PHOTO: Ethan Miller | Getty Images
As most of you know, pretty much every band—at one time or another—has played Lynyrd Skynyrd's "Free Bird." It's very difficult to escape it. It's actually been requested at bar gigs so often that, today, it often is requested as a joke—because people love to hear themselves scream, "play 'Free Bird'!"
Anyway, even heavy metal titans Slayer have played the classic 1974 tune, as evidenced by the video below, which was shot—vertically—March 26 during Slayer's soundcheck at the Joint at the Hard Rock Casino in Las Vegas.
We're not sure why anyone would shoot a video vertically, but it's too late to change that now. Please remember, however, that horizontal videos are almost always more enjoyable to watch.
In the clip below, the guitar lengthy solos—which are played by Kerry King and Gary Holt—kick off around 2:23 in the video; after fading into the background for a minute or so, they reappear at 3:30.

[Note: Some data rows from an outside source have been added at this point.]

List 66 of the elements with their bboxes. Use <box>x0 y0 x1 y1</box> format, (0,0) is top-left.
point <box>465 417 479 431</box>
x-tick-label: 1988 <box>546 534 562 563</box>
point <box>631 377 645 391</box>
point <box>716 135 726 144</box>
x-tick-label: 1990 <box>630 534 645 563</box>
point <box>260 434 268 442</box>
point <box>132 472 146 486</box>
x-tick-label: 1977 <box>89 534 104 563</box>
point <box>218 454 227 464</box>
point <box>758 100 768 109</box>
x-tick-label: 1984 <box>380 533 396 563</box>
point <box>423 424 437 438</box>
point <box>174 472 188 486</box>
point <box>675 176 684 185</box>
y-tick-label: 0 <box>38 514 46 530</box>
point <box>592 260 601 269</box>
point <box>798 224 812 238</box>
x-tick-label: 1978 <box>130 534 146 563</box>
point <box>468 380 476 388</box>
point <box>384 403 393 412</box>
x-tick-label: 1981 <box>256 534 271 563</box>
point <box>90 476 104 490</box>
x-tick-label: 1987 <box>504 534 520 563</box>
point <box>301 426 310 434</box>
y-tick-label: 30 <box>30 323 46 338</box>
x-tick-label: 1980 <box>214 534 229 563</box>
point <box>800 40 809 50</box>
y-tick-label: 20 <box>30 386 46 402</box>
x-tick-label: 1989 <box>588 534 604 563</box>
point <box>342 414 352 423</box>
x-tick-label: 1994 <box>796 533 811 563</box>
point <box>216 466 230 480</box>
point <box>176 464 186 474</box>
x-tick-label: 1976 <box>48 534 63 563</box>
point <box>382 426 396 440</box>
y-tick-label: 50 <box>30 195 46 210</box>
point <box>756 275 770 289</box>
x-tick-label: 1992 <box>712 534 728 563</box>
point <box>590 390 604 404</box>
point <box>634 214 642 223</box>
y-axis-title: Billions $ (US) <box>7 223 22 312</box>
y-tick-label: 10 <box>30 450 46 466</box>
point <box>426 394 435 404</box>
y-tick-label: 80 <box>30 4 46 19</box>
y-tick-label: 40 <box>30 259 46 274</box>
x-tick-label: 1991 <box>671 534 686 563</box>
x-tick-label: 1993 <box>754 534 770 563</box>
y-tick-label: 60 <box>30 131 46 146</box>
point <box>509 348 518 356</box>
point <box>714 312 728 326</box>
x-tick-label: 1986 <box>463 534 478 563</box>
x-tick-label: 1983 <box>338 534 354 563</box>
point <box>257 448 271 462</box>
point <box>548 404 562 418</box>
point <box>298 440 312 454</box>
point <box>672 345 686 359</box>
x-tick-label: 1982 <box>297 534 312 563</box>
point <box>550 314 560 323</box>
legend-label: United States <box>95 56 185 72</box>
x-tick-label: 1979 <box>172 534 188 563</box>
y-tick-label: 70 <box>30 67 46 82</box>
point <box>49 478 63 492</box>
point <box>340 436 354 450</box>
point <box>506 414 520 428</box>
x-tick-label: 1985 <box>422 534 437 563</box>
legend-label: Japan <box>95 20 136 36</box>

“‘Free Bird’ was actually one of the first songs we ever wrote,” Lynyrd Skynyrd guitarist Gary Rossington told our sister publication Guitar World several years ago. “Allen [Collins] had the chords for the pretty part in the beginning, two full years, but Ronnie [Van Zant] kept saying that because there were too many chords so he couldn’t find a melody for it. We were just beginning to write and he thought that he had to change with every chord change.
“Then one day we were at rehearsal and Allen started playing those chords, and Ronnie said, ‘Those are pretty. Play them again.’ Allen played it again, and Ronnie said, ‘Okay, I got it.’ And he wrote the lyrics in three or four minutes—the whole damned thing! He came up with a lot of stuff that way, and he never wrote anything down. His motto was, ‘If you can’t remember it, it’s not worth remembering.’
“So we started playing it in clubs, but it was just the slow part. [A demo of this version of the song appears on the Lynyrd Skynyrd box set (MCA, 1991)—GP Ed.] Then Ronnie said, ‘Why don’t you do something at the end of that so I can take a break for a few minutes?’ So I came up with those three chords at the end and Allen played over them, then I soloed and then he soloed…it all evolved out of a jam one night. So, we started playing it that way, but Ronnie kept saying, ‘It’s not long enough. Make it longer.’ Because we were playing three or four sets a night, and he was looking to fill it up. Then one of our roadies told us we should check out this piano part that another roadie, Billy Powell, had come up with as an intro for the song. We did—and he went from being a roadie to a member right then.”